Not wanting to post signs on every single residential street, the Twin Cities collaborated on a strategy to target key areas. Utilizing relatively inexpensive lawn signage, stickers and “gateway signs” at various entry points to each city, St. Paul and Minneapolis were able to communicate that a residential speed limit of 20 mph was now in effect. In the end, St. Paul still installed or changed more than 725 speed limit signs on city-owned streets (Minneapolis’ number was more than double). 

“The fact that Minneapolis and St. Paul moved together with the same program, implementing it at the same time — I think it made the system stronger, more resilient to criticism and easier for the public to understand,” said Collins, noting that the cities leaned heavily on NACTO guidance. “The response has been universal applause that lowered street limits is a good thing.”

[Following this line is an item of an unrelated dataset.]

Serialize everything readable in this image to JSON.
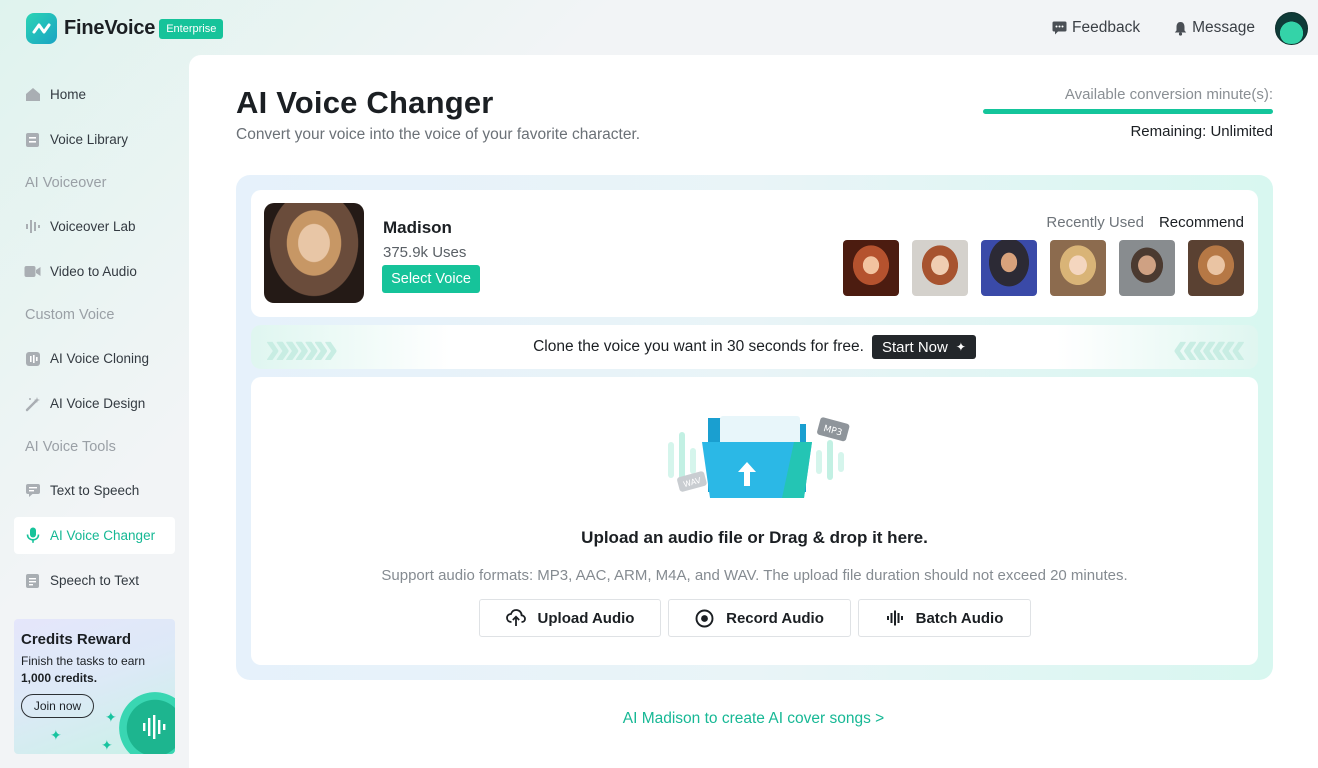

It’s certainly good for bicycling. In 2020, St. Paul’s Bicycle Network Analysis (BNA) score, a key factor in determining our City Rankings, was nine. The infrastructure improvements completed last year, combined with the citywide speed limit changes, bumped St. Paul's BNA score to 42. It’s a dramatic increase and only adds to PeopleForBikes’ position that slow streets are safe streets.

St. Paul’s network map in 2020 (left) and 2021 (right). Lowering speed limits on residential streets transformed the city from majority high-stress thoroughfares, represented in red, to low-stress ones, colored blue.

There is a growing trend to reduce speed limits on residential streets within and outside of the United States. Despite residential speed limits being relatively high across most of Canada, Edmonton and Calgary reduced them late last year, resulting in stronger BNA scores. Still, speed limit reductions can be useless without larger design changes. Memphis, Tennessee, also lowered its residential speed limits to 25 mph but resulted in a BNA rise of just six points due to other network limitations — a good example of how speed limits might help, but must also be combined with other infrastructure improvements. 

In St. Paul, the slower speed limits have only boosted an already strong bicycle culture. Many neighborhood commercial areas are based on old streetcar networks, making shops or restaurants an easy bike or walk from most people’s homes. Plus, there’s the Regional Trail Network, considered the backbone of cities’ bike infrastructure, and a parks department that truly supports it. Add in the fact that St. Paul has already reduced off-street parking requirements along some transit routes — and is considering eliminating parking space requirements for new construction altogether — and the city has a lot going for it when it comes to bicycling.

 “I think we’re at a place where our infrastructure is starting to catch up with our culture,” said Collins, although he notes this year won’t be as big a year for new projects. “Over the coming years, we’ll be investing almost as much but in shorter projects with more complex engineering. So the money isn't quite going as far in terms of mileage, but we’re still creating important and critical connections.”